忍賢者の2世界生活 〜ダンジョン探索と森の開拓で大忙し〜

天神 運徳

第1話 裏切りのマッケンジー

 地球より高度に科学が発展した世界メタリカに、空想の産物であったダンジョンとモンスターが現れてから100年。

 人々は初めてダンジョンとモンスターが現れた困難を忘れ、仮染の平穏を満喫していた。


 この100年の調べでダンジョンは地下にのみ発生して、21層を超えたら入り口が開く。

 1層では出てくるモンスターのレベルは1。

 100層ではレベル100と、階層とモンスターのレベルが連動している。

 この50年の調査で最下層は100層が限界とされている。


 ダンジョンは深化成長する。

 数ヶ月から数十年で1層増やして深くなる。

 深くなり25層毎に上層、中層、下層、深層と呼ばれ。10層毎と25層毎。それに最下層に現れるボスが強くなっていく。

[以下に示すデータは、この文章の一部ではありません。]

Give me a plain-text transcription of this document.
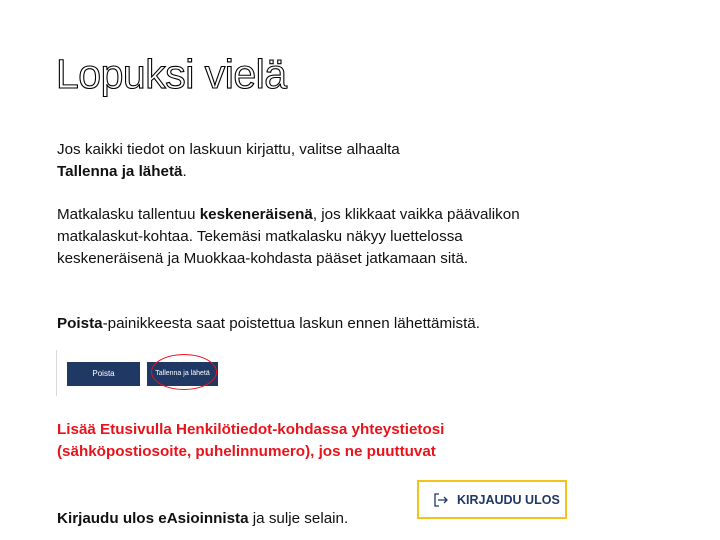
Lopuksi vielä

Jos kaikki tiedot on laskuun kirjattu, valitse alhaalta
Tallenna ja lähetä.

Matkalasku tallentuu keskeneräisenä, jos klikkaat vaikka päävalikon matkalaskut-kohtaa. Tekemäsi matkalasku näkyy luettelossa keskeneräisenä ja Muokkaa-kohdasta pääset jatkamaan sitä.

Poista-painikkeesta saat poistettua laskun ennen lähettämistä.

Poista	Tallenna ja lähetä

Lisää Etusivulla Henkilötiedot-kohdassa yhteystietosi
(sähköpostiosoite, puhelinnumero), jos ne puuttuvat

Kirjaudu ulos eAsioinnista ja sulje selain.

KIRJAUDU ULOS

 それに合わせて25層を区切りに下級、中級、上級、深級と呼び分けされている。


 ダンジョンには出るモンスターの傾向があり。

 ゴブリンのみや人型のみ、虫系、何でもあり等様々。

 モンスターを倒すと消滅して確定で魔石を落とす。

 それに時々アイテムや武装、素材を落とす。

 なので戦いやすいダンジョンは残され。そうでないダンジョンは早々に、最下層のコアを破壊される。

 コアを破壊されたダンジョンは死に、緩やかに崩壊していく。

 100年残るダンジョンには戦いやすいモンスターや、モンスターの弱点が統一されたダンジョン等が残っている。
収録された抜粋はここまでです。